The new law was announced at a news conference in the Champlain Village Offices Nov. 20 following its passage by the village board Nov. 4.

Mayor Janet McFetridge cited a summer of numerous acts of vandalism, theft and kids throwing rocks at windows and cars, among other disturbances, as the driving force behind the board passing the law.

“Elderly people told me, ‘I’m afraid at night; I’m afraid to walk in the village,’” McFetridge said. “The downtown playground got a bad reputation as a place to not let your child go.

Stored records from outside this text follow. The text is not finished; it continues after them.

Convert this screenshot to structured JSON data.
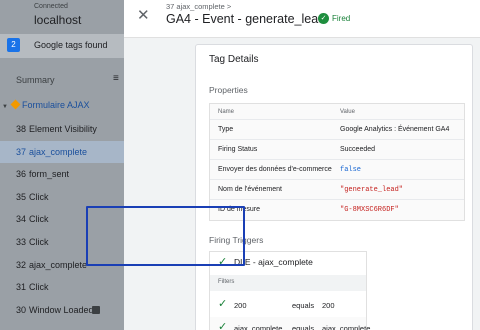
{
  "sidebar": {
    "connected_label": "Connected",
    "host": "localhost",
    "tags_count": "2",
    "tags_label": "Google tags found",
    "summary_label": "Summary",
    "group_label": "Formulaire AJAX",
    "items": [
      {
        "num": "38",
        "label": "Element Visibility",
        "active": false
      },
      {
        "num": "37",
        "label": "ajax_complete",
        "active": true
      },
      {
        "num": "36",
        "label": "form_sent",
        "active": false
      },
      {
        "num": "35",
        "label": "Click",
        "active": false
      },
      {
        "num": "34",
        "label": "Click",
        "active": false
      },
      {
        "num": "33",
        "label": "Click",
        "active": false
      },
      {
        "num": "32",
        "label": "ajax_complete",
        "active": false
      },
      {
        "num": "31",
        "label": "Click",
        "active": false
      },
      {
        "num": "30",
        "label": "Window Loaded",
        "active": false
      }
    ]
  },
  "header": {
    "breadcrumb": "37 ajax_complete >",
    "title": "GA4 - Event - generate_lead",
    "status": "Fired"
  },
  "details": {
    "card_title": "Tag Details",
    "properties_title": "Properties",
    "col_name": "Name",
    "col_value": "Value",
    "rows": [
      {
        "name": "Type",
        "value": "Google Analytics : Événement GA4",
        "kind": "plain"
      },
      {
        "name": "Firing Status",
        "value": "Succeeded",
        "kind": "plain"
      },
      {
        "name": "Envoyer des données d'e-commerce",
        "value": "false",
        "kind": "code"
      },
      {
        "name": "Nom de l'événement",
        "value": "\"generate_lead\"",
        "kind": "str"
      },
      {
        "name": "ID de mesure",
        "value": "\"G-8MXSC6R6DF\"",
        "kind": "str"
      }
    ],
    "triggers_title": "Firing Triggers",
    "trigger_name": "DLE - ajax_complete",
    "filters_label": "Filters",
    "filters": [
      {
        "left": "200",
        "op": "equals",
        "right": "200"
      },
      {
        "left": "ajax_complete",
        "op": "equals",
        "right": "ajax_complete"
      }
    ]
  },
  "colors": {
    "accent": "#1a73e8",
    "fired": "#188038",
    "highlight": "#1a3fb5"
  }
}
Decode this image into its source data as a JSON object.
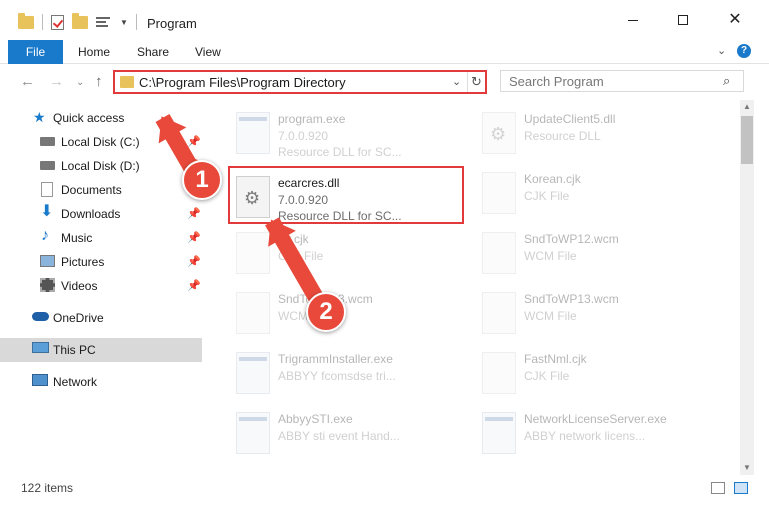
{
  "window": {
    "title": "Program"
  },
  "ribbon": {
    "file": "File",
    "tabs": [
      "Home",
      "Share",
      "View"
    ],
    "help": "?"
  },
  "address": {
    "path": "C:\\Program Files\\Program Directory",
    "dropdown": "⌄",
    "refresh": "↻"
  },
  "search": {
    "placeholder": "Search Program"
  },
  "nav": {
    "back": "←",
    "forward": "→",
    "recent": "⌄",
    "up": "↑",
    "items": [
      {
        "label": "Quick access",
        "icon": "star-icon",
        "pinned": false
      },
      {
        "label": "Local Disk (C:)",
        "icon": "drive-icon",
        "pinned": true
      },
      {
        "label": "Local Disk (D:)",
        "icon": "drive-icon",
        "pinned": true
      },
      {
        "label": "Documents",
        "icon": "documents-icon",
        "pinned": true
      },
      {
        "label": "Downloads",
        "icon": "download-icon",
        "pinned": true
      },
      {
        "label": "Music",
        "icon": "music-icon",
        "pinned": true
      },
      {
        "label": "Pictures",
        "icon": "pictures-icon",
        "pinned": true
      },
      {
        "label": "Videos",
        "icon": "videos-icon",
        "pinned": true
      },
      {
        "label": "OneDrive",
        "icon": "cloud-icon",
        "pinned": false
      },
      {
        "label": "This PC",
        "icon": "pc-icon",
        "pinned": false,
        "selected": true
      },
      {
        "label": "Network",
        "icon": "network-icon",
        "pinned": false
      }
    ]
  },
  "files": [
    {
      "name": "program.exe",
      "sub1": "7.0.0.920",
      "sub2": "Resource DLL for SC...",
      "type": "exe"
    },
    {
      "name": "UpdateClient5.dll",
      "sub1": "Resource DLL",
      "sub2": "",
      "type": "dll"
    },
    {
      "name": "ecarcres.dll",
      "sub1": "7.0.0.920",
      "sub2": "Resource DLL for SC...",
      "type": "dll",
      "highlight": true
    },
    {
      "name": "Korean.cjk",
      "sub1": "CJK File",
      "sub2": "",
      "type": "doc"
    },
    {
      "name": "Gr.cjk",
      "sub1": "CJK File",
      "sub2": "",
      "type": "doc"
    },
    {
      "name": "SndToWP12.wcm",
      "sub1": "WCM File",
      "sub2": "",
      "type": "doc"
    },
    {
      "name": "SndToWP13.wcm",
      "sub1": "WCM File",
      "sub2": "",
      "type": "doc"
    },
    {
      "name": "SndToWP13.wcm",
      "sub1": "WCM File",
      "sub2": "",
      "type": "doc"
    },
    {
      "name": "TrigrammInstaller.exe",
      "sub1": "ABBYY fcomsdse tri...",
      "sub2": "",
      "type": "exe"
    },
    {
      "name": "FastNml.cjk",
      "sub1": "CJK File",
      "sub2": "",
      "type": "doc"
    },
    {
      "name": "AbbyySTI.exe",
      "sub1": "ABBY sti event Hand...",
      "sub2": "",
      "type": "exe"
    },
    {
      "name": "NetworkLicenseServer.exe",
      "sub1": "ABBY network licens...",
      "sub2": "",
      "type": "exe"
    }
  ],
  "status": {
    "count": "122 items"
  },
  "callouts": {
    "one": "1",
    "two": "2"
  },
  "colors": {
    "accent": "#1979ca",
    "highlight": "#e23a3a",
    "callout": "#e8493b",
    "folder": "#e8c25a"
  }
}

This summer was bad.”

The law states that it shall be unlawful for any child under the age of 18 to loiter, peddle or remain on any village streets or public places between the hours of 10 p.m. and 5 a.m. unless accompanied by a parent, guardian or other person having legal control, McFetridge said.

There are exceptions to the law, like being on an errand directed by a parent, or coming and going from work or after-school activities, among others.

A copy of the full law can be obtained at the village offices.

Accompanying the mayor at the news conference was Clinton County Sheriff David Favro, Clinton County Legislator and Public Safety Chairperson Mark Henry (R-Area 3, Chazy) and County Legislature Chairman Harry McManus (D-Area 1, Champlain).

Favro stressed that law enforcement are viewing the law as a tool to keep young people safe and engage them in a conversation, not as a restriction meant to punish.

“If we see a group of young people clearly under the age of 18, we can ask them, ‘How old are you?’ Now they don’t have the opportunity to say, ‘I didn’t do anything wrong, I’m not going to talk to you,” and just walk away,” Favro said. “They may make a comment and say, “Look, we’re not out here causing any trouble, but you ought to go see the hillbilly gang; They’re the ones that are down there doing all the graffiti.’”

McFetridge said that the curfew will operate under a three-tier warning system, with an individual’s first violation resulting in a letter of warning, the second violation resulting in a $100 fine and the third resulting in a $250 fine, with other legal repercussions if the violations persist.

“It really is about safety,” McFetridge said. “A lot of the kids in the summer who weren’t doing any kind of vandalism were still at risk. They were skateboarding down the middle of the street, or they were trying to walk on the arches on the bridge, doing dangerous activities that really could be a tragedy. I wanted to make sure that (news of the law) was publicly out there so that people understood that yes, we’re taking it seriously, and that there are consequences.”